2. `targo-hub` polls GenieACS NBI.
3. If deep data is needed, `targo-hub` queries `modem-bridge` (for TP-Link) or the OLT SNMP directly.
4. Returns consolidated interface, mesh, wifi, and opticalStatus array to the UI.
**Future: QR Code Flow**
- Tech applies QR sticker to modem (`msg.gigafibre.ca/q/{mac}`).
- Client scans QR → `targo-hub` identifies customer via MAC matching in ERPNext.

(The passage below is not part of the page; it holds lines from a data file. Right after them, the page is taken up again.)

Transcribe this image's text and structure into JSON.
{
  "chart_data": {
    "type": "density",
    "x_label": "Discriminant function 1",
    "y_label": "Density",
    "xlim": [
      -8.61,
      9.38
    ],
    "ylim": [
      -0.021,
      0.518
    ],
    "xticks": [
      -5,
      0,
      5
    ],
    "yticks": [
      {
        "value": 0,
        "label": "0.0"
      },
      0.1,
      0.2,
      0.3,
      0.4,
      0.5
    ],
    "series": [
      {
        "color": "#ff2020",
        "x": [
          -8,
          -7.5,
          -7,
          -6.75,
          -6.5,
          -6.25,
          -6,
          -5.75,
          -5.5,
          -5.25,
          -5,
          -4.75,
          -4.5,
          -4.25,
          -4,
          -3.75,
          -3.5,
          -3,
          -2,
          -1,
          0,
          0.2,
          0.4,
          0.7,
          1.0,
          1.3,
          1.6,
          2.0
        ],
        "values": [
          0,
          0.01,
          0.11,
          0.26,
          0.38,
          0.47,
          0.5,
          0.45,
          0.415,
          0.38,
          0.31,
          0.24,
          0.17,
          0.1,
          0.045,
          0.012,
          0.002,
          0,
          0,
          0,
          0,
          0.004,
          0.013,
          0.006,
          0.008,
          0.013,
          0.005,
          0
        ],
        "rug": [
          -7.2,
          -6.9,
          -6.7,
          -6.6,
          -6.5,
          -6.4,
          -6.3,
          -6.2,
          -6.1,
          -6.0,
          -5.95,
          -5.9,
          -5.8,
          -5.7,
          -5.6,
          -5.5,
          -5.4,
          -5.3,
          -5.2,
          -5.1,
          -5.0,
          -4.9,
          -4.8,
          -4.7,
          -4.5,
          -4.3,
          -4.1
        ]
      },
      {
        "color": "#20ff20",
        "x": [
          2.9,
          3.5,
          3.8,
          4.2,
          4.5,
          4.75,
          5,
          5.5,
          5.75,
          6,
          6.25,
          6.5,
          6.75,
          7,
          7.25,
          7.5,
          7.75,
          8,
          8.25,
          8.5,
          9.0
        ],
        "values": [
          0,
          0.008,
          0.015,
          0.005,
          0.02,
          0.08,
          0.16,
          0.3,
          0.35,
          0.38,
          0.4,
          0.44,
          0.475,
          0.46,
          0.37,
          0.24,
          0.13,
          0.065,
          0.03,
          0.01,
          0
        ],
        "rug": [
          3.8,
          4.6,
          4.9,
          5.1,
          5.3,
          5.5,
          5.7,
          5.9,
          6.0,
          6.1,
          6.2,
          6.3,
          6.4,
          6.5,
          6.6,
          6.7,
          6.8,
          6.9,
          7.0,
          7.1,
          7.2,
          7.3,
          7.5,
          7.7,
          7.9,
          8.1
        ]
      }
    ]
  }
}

- Triggers SMS OTP → Client views diagnostic portal.
---
## 6. Development Gotchas
1. **Traefik v3** is incompatible with Docker 29 due to API changes. Stay on v2.11.
2. **MongoDB 5+** (Oktopus) requires AVX extensions. Proxmox CPU must be set to `host`.
3. Never click "Generate Keys" for the Administrator user in ERPNext or it breaks the `targo-hub` API token.
4. **Traccar API** supports only one `deviceId` per request. Use parallel polling.